MÁQUINA VERSUS MÁQUINA

As páginas finais de Orfeu extático na metrópole, livro do historiador Nicolau Sevcenko publicado em 1992 (22 anos antes de seu falecimento precoce), são das coisas mais surpreendentes que já li. Elas encerram esse estudo sobre “sociedade e cultura” na cidade de São Paulo nos “frementes anos 20” – esse é o subtítulo da obra – do século passado, através do qual ele obteve a livre-docência na FFLCH da USP; e surpreendem não só por serem breves – pouco mais de quinze páginas (cinco das quais a título de conclusão) frente a um conjunto de pouco menos de 400 que as precedem –, mas porque enveredam para o entendimento de um fenômeno político, a Revolução de 1930, que, absolutamente, não estava no horizonte do tema até então abordado: as mudanças sociais resultantes de inovações tecnológicas e novos arranjos produtivos em curso no mundo, incluindo os nossos trópicos e, em particular, nessa metrópole surgida e consolidada em pouquíssimas décadas.

O tema do estudo está, creio eu, na ordem do dia, haja vista a elevação a insuspeitada potência, a partir da revolução digital, da tecnologia em nossas vidas– a ponto de estarmos às voltas com uma IA que aparenta querer nos escantear de vez. Percebo que há um diálogo fecundo (não efetivado) com um livro anterior a esse em duas décadas, mas que se concentrou numa única tecnologia, a fotografia: Sobre fotografia, da filósofa e ensaísta Susan Sontag. Que gigantesco poder de transformação das percepções, dos ritmos, do conhecimento em si acarretados por esses aparelhos que poderiam não passar de brinquedos – que de fato vieram ao mundo não sendo muito mais que isso!

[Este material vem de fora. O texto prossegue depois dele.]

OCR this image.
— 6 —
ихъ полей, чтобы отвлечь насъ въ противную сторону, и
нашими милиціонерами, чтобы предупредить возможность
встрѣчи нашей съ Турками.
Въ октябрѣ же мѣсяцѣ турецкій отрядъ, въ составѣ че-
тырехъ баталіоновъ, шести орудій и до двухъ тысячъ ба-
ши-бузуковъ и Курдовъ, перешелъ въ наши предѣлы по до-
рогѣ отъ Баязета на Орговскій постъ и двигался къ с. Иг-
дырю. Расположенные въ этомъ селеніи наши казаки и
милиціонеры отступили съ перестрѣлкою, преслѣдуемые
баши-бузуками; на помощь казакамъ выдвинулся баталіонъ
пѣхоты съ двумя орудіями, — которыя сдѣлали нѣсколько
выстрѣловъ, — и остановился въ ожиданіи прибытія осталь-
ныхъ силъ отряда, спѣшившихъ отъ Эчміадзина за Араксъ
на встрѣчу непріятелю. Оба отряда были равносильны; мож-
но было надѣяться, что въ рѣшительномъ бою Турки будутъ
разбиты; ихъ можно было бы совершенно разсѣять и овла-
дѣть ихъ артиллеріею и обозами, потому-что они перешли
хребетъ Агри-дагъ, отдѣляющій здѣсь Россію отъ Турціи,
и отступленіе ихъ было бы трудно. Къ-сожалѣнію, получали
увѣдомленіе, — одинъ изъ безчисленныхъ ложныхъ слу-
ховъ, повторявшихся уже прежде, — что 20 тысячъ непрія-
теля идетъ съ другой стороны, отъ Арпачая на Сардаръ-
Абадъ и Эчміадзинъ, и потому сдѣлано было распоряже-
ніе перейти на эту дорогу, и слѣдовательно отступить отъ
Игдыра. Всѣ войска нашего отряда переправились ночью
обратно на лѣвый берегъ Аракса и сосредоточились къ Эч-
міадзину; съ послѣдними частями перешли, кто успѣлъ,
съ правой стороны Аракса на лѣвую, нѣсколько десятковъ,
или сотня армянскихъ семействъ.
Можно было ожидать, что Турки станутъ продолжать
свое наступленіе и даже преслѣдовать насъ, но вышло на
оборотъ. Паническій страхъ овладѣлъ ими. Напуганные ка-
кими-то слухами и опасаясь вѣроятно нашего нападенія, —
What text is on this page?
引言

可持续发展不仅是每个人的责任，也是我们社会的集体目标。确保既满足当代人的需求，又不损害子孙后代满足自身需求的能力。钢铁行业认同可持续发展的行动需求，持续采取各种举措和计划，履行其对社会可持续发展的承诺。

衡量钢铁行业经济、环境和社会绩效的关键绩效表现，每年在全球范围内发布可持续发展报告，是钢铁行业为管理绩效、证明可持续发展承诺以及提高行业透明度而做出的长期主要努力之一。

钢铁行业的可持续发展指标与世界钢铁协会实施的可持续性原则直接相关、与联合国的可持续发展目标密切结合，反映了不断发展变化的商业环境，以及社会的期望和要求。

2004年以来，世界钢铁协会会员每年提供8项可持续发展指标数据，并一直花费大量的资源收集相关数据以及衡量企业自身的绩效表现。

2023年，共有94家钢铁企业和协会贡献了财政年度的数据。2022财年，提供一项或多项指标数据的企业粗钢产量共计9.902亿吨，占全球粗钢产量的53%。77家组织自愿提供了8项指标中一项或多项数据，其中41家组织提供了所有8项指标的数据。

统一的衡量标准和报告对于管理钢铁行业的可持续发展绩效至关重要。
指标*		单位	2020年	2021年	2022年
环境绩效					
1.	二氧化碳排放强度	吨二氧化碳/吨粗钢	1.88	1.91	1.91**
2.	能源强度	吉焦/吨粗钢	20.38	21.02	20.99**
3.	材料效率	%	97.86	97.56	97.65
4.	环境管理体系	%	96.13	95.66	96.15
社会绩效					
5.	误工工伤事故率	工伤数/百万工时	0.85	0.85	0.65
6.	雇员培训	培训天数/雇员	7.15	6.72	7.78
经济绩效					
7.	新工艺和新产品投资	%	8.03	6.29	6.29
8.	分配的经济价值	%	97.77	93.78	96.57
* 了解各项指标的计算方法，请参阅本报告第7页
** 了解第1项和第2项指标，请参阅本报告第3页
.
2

Meu ramo não é a história – apesar de ter dedicado vários anos da minha vida ao estudo do pensamento de Michel Foucault, um filósofo que, para espanto geral dos seus colegas, recorreu a ela, chegando a “revolucioná-la”, na visão de um douto historiador e colaborador – mas assim mesmo dá para reconhecer algo de profundamente inovador nesse Orfeu extático…. Em primeiro lugar, a opção por se ater a uma cidade, bem no momento em que ela se transformava em metrópole e adquiria as feições de fenômeno irrefreável, vindo a se tornar isso que hoje todos reconhecemos como uma megalópole e centro das decisões (não só econômicas) deste país. Não sendo esse um ponto de interesse, Sevcenko não fornece a data precisa de fundação de São Paulo (1554), limitando-se, no que tange à origem, aos aspectos da localização geográfica da aldeia jesuítica inicial, uma “base catequética” no meio de uma pura floresta e seus rios que tinha, na vasta planície a oeste, condições ecológicas muito propícias para o plantio desse fruto gerador de uma toxina estimulante, o café – o qual somente no início do século XIX viria a se tornar o principal produto de exportação nacional, inicialmente a partir do Rio de Janeiro, só na década de 1870 a partir da província de São Paulo.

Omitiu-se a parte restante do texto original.